Abstract

A novel thermodynamic framework for the continuum mechanical response of nonlinear solids is described. Large deformations, nonlinear hyperelasticity, viscoelasticity, and property changes due to evolution of damage in the material are all encompassed by the general theory. The deformation gradient is decomposed in Gram–Schmidt fashion into the product of an orthogonal matrix and an upper triangular matrix, where the latter can be populated by six independent strain attributes. Strain attributes, in turn, are used as fundamental independent variables in the thermodynamic potentials, rather than the usual scalar invariants of deformation tensors as invoked in more conventional approaches.
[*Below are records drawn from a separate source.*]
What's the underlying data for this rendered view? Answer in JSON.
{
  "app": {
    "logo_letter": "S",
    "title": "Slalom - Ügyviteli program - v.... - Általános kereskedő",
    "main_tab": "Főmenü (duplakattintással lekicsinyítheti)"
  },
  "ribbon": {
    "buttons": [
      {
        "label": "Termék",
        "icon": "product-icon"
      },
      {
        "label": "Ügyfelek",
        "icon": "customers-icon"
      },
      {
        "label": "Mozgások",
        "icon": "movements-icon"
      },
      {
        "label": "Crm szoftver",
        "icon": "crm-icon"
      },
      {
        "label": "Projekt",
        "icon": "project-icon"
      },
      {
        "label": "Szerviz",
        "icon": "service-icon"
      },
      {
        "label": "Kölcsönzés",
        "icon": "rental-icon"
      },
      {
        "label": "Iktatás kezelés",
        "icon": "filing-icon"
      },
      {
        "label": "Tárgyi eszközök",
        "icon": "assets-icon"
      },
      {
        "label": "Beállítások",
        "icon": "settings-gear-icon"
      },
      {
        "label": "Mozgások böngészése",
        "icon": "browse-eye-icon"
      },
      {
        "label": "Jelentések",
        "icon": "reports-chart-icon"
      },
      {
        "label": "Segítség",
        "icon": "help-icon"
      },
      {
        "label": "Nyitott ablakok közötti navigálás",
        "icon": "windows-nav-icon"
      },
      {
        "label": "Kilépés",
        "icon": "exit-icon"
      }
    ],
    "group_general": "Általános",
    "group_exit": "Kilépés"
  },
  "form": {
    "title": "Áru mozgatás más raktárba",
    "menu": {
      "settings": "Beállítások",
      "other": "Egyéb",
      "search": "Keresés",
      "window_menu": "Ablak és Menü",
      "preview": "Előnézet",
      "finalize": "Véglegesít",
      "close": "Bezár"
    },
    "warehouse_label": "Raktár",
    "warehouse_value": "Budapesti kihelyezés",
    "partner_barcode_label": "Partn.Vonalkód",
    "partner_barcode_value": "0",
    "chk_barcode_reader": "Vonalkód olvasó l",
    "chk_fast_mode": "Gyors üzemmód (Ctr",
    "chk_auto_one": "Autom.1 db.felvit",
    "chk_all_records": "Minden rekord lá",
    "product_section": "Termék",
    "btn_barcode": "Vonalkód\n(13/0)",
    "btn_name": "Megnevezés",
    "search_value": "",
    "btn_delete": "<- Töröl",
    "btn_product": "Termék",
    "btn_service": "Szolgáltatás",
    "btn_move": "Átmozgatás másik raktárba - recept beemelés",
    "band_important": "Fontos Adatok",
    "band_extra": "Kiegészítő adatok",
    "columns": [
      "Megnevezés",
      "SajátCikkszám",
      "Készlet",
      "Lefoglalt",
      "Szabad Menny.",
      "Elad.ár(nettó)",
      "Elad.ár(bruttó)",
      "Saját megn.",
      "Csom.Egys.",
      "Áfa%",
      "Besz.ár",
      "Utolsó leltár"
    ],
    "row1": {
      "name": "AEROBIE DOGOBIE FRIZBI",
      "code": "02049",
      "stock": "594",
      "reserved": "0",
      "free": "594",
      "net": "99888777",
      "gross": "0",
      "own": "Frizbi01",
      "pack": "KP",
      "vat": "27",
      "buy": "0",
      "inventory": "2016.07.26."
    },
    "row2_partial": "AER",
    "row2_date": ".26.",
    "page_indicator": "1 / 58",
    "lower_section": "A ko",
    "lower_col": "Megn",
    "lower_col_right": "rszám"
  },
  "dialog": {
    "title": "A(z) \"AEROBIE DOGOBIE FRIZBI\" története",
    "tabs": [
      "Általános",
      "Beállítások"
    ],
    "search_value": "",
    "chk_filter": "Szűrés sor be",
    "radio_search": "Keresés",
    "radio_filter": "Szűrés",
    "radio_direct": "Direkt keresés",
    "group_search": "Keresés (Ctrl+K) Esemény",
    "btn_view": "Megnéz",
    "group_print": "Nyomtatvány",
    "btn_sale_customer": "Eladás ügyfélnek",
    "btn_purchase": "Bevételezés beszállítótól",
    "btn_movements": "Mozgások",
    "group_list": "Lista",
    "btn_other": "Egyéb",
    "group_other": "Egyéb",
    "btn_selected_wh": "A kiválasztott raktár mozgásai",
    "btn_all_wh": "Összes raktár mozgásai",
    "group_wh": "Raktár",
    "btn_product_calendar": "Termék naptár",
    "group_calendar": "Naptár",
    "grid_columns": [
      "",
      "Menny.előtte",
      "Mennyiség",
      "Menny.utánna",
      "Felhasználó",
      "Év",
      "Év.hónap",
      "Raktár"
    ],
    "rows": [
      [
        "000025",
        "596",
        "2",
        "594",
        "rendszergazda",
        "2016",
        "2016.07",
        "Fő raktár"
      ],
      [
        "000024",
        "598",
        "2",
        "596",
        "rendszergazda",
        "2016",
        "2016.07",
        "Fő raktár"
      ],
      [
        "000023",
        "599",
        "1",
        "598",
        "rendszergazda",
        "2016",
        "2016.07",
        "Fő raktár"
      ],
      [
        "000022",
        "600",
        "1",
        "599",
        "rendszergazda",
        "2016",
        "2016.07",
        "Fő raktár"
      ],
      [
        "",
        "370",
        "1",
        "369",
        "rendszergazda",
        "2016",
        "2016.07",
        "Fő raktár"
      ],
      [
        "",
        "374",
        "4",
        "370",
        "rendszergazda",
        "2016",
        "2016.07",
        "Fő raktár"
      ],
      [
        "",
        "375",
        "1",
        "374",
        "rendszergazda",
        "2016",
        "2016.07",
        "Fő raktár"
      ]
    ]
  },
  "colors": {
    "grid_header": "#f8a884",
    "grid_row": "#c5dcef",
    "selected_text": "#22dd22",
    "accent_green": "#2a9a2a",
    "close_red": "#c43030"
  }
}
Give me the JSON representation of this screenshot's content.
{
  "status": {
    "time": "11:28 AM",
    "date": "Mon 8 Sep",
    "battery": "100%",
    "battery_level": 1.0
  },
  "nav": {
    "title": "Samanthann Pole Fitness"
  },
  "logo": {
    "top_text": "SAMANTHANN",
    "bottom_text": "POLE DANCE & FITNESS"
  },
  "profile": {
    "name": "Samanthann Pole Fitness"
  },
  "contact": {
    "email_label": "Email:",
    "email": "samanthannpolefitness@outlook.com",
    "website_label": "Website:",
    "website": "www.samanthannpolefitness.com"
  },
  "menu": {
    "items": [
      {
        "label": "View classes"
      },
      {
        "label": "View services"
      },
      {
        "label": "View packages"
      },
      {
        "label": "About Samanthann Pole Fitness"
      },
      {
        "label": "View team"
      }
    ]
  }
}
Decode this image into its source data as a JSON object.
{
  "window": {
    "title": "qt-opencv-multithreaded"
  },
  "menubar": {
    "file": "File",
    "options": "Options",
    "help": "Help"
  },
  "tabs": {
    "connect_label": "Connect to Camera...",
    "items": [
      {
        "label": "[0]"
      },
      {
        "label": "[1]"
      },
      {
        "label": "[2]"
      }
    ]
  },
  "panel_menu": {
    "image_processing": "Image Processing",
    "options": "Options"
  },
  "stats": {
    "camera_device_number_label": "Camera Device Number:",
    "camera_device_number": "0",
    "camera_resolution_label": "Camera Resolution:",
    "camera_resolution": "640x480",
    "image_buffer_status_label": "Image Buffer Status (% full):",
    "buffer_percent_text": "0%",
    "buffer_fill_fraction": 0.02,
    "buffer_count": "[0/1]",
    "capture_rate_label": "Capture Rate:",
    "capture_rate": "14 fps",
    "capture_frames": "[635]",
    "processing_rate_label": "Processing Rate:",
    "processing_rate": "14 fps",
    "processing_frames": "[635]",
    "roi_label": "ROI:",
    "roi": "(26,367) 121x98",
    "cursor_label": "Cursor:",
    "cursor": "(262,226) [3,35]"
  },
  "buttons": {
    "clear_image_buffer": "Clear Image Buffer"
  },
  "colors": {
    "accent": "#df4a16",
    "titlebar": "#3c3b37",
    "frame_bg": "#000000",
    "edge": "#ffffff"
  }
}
A complementary set of internal variables also enters the thermodynamic potentials to enable history and rate dependence, i.e., viscoelasticity, and irreversible stiffness degradation, i.e., damage. Governing equations and thermodynamic restrictions imposed by the entropy production inequality are derived. Mechanical, thermodynamic, and kinetic relations are presented for material symmetries that reduce to cubic or isotropic thermoelasticity in the small strain limit, restricted to isotropic damage. Representative models and example problems demonstrate utility and flexibility of this theory for depicting nonlinear hyperelasticity, viscoelasticity, and/or damage from cracks or voids, with physically measurable parameters.